The XX Factor

How a Fitbit Helped Solve a Murder Case

Fitbits shown during the 2014 International Consumer Electronics Show at the Las Vegas Convention Center on Jan. 8, 2014.

Joe Klamar/AFP/Getty Images

Fitbits and activity trackers are handy gadgets for monitoring your health, as you’ve probably heard. But if that doesn’t sell you on them, maybe this will: They can also help you avenge your wrongful death from beyond the grave.

Connecticut resident Richard Dabate was charged this month with the felony murder of his wife, Connie. One day in December 2015, Richard called 911 and told police that a man had broken into the couple’s home, shot Connie, and tied Richard to a chair. The only problem was, at a time when Richard claimed Connie had already been shot by the intruder, her Fitbit was tracking her movements, and local surveillance footage captured her visiting a gym. According to the warrant for Dabate’s arrest, as quoted in the New York Daily News, state police used an analysis of the home’s “alarm system, computers, cellphones, social media postings and Connie Dabate’s Fitbit to create a timeline that contradicted Richard Dabate’s statements to police.” It took over a year, and other evidence also pointed to Richard, but a cousin of Connie told the Daily News she was relieved an arrest was made and “looking forward to getting justice.”

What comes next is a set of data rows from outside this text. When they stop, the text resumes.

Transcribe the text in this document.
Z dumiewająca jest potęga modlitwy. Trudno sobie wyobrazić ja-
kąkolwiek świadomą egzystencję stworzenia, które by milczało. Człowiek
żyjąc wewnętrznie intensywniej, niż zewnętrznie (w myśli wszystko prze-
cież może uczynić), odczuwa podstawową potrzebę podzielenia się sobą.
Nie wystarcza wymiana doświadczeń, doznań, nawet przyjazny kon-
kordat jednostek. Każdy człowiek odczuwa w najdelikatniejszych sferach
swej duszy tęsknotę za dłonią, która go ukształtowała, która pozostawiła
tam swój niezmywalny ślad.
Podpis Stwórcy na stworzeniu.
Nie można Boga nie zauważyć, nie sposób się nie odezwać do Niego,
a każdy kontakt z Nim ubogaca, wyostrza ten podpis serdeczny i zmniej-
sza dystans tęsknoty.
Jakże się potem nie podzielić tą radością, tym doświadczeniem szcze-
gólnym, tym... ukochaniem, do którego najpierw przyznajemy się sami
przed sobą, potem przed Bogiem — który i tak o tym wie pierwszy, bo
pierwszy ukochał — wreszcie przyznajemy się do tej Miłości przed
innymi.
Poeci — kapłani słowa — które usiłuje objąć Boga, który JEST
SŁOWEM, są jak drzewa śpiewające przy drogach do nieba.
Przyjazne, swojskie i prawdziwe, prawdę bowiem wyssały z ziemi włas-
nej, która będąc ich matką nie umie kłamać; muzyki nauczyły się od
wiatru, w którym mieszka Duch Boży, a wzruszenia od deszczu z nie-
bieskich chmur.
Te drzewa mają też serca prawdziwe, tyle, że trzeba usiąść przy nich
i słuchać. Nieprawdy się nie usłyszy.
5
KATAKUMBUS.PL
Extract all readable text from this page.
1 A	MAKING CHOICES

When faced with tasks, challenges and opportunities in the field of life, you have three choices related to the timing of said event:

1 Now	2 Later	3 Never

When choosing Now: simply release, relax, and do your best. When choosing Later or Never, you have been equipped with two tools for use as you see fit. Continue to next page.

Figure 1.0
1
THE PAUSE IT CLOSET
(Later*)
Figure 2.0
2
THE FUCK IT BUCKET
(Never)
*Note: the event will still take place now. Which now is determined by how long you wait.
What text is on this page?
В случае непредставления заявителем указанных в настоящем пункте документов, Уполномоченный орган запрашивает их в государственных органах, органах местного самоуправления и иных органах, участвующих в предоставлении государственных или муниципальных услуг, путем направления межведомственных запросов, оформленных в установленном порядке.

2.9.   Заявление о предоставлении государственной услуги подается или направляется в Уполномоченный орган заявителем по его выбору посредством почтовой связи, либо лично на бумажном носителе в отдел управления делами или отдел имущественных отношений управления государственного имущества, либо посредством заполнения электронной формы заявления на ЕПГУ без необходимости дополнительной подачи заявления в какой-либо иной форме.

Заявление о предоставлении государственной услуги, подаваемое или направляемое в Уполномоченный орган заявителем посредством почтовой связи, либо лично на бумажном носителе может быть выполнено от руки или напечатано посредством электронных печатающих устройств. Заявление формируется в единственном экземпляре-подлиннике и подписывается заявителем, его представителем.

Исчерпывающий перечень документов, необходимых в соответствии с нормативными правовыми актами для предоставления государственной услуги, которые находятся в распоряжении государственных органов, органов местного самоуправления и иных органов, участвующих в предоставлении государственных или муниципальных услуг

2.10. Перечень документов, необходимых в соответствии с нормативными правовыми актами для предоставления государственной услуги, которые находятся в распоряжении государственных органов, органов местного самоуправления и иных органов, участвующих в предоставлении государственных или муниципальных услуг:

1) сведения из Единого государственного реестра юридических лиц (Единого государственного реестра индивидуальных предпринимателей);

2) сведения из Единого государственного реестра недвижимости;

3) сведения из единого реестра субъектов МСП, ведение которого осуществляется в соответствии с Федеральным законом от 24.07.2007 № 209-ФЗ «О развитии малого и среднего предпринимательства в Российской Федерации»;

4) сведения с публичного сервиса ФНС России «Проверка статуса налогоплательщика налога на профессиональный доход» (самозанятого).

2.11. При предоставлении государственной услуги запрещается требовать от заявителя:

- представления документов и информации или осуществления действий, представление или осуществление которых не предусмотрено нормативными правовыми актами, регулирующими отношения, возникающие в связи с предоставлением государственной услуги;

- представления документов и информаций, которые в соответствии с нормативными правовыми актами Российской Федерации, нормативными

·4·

Unfortunately to say the least, a husband murdering his wife is a tragically common situation in America—nearly three women are killed by their partners every day in this country. But the use of a Fitbit as evidence is a new wrinkle. “To say it is rare to use Fitbit records would be safe,” a Lancaster, Pennsylvania, district attorney with experience using activity tracker records in a case, told the Hartford Courant.* The “rare” part may be changing, though—Fitbit-as-evidence is a story that’s been making headlines more and more lately: In March, a women in Washington state fought off an attacker in a restroom in a public park, and her fitness tracker recorded the frenzied activity of the attack. Why not use all the resources available to crack a case? As the Pennsylvania district attorney said of Fitbit and other fitness-tracker records, “It is a great tool for investigators to use. We can also get the information much faster than some other types of evidence such as DNA tests.”

Prevention rather than proof would be a far better outcome—how soon will fitness trackers be able to disarm criminals already?—but there’s still a modicum of silver lining in being able to use a tool the victim relied on to stay healthy to catch the guilty party. And doesn’t it make a horrible kind of poetic sense? More women than men use activity trackers, according to market data; a woman would be the one who was conscientious enough to be wearing a Fitbit in the first place, whereas a man would be the one who was careless enough leave electronic evidence all over the place. It’s the Fitbit as modern telltale heart, the Fitbit as tech version of a parrot who witnesses a murder. Technology may evolve, but receipts stay necessary.

*Correction, April 26, 2017: This piece originally misspelled the Hartford Courant.